As MB readers know, housing finance has historically been strongly correlated with values. Therefore, it remains one of the best short-term predictors of price growth.
The below charts plot both CoreLogic’s monthly dwelling values index against the value of investor and total finance, as measured by the ABS.
First, here are the national charts:
As you can see, investor and housing finance growth as well as dwelling price growth has weakened across Sydney, Melbourne and Perth, but is stronger in Brisbane and Adelaide.
The decline is particularly sharp in the investor mecca of Sydney, where investors remain the marginal price setter.

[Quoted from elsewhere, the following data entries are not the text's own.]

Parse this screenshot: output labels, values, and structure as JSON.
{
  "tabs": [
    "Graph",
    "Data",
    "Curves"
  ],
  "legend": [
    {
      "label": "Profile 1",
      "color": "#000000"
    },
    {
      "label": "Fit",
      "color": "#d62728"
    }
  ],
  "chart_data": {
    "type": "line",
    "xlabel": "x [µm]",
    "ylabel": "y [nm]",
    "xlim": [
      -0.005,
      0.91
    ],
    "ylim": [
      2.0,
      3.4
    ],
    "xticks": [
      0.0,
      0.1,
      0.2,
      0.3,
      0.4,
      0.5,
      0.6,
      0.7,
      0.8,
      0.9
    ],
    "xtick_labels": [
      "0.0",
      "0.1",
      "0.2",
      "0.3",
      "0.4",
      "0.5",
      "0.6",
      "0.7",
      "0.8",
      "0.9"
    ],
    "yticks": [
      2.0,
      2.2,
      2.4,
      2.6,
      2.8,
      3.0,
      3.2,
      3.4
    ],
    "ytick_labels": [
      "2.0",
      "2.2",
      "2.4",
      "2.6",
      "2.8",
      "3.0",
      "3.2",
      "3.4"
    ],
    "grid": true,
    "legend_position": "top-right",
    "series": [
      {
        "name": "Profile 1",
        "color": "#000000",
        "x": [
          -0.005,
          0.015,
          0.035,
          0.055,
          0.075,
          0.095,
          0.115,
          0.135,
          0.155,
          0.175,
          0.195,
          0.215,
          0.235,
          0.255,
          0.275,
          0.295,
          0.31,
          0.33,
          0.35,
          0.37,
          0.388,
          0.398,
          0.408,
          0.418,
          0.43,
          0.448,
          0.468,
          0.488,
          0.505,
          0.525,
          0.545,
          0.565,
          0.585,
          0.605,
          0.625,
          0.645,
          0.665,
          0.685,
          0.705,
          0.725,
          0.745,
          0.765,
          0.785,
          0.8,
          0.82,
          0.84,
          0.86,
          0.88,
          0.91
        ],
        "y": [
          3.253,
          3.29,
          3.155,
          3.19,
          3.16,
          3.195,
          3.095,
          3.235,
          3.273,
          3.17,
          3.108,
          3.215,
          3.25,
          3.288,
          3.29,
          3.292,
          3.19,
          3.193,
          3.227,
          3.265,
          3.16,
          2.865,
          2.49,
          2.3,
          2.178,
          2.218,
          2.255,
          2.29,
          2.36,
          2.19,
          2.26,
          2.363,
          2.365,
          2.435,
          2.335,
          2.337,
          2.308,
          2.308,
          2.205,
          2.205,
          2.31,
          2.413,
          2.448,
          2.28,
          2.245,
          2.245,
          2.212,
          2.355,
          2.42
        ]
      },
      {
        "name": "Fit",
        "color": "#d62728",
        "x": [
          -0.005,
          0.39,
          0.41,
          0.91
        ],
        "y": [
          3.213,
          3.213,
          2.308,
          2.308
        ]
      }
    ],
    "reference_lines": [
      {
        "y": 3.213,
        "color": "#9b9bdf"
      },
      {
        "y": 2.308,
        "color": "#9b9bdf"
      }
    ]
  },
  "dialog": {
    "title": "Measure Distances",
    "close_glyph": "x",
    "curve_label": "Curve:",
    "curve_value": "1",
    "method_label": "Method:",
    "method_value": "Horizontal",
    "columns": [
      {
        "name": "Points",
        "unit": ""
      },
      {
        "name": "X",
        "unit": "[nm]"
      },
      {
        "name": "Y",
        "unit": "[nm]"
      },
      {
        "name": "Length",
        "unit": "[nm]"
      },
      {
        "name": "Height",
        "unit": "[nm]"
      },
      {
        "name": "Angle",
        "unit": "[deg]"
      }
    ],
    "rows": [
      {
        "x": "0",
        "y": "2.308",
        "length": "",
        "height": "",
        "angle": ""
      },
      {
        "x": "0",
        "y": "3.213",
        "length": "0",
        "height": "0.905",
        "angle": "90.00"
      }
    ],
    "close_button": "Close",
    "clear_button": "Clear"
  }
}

We already know that investors face stiff headwinds in the period ahead due to:
- The massive interest-only (IO) mortgage reset due to take place over the next several years which, according to UBS, will see the potential expiry of IO loans in coming years (assuming a 5-year maturity and no rollover to another IO term) of up to $133 billion in FY19 and then $159 billion in FY20, in the process increasing repayments by around 35% on average;
- Tightening lending standards arising from the banking Royal Commission, which is due to release its final report early next month;
- Rising bank funding costs, possibly leading to further out-of-cycle mortgage rate rises; and
- Labor’s negative gearing and capital gains tax reforms in the likely event that it wins the next federal election, which is expected to be implemented on 1 July 2020.
These factors combined will continue to place downward pressure on housing values and make investing in property more risky and less desirable, especially in Sydney and to a lesser extent Melbourne, whose markets remain most over-valued and where investors are most dominant:
In short, until housing finance turns and begins to rise, Australian dwelling values will very likely continue to fall.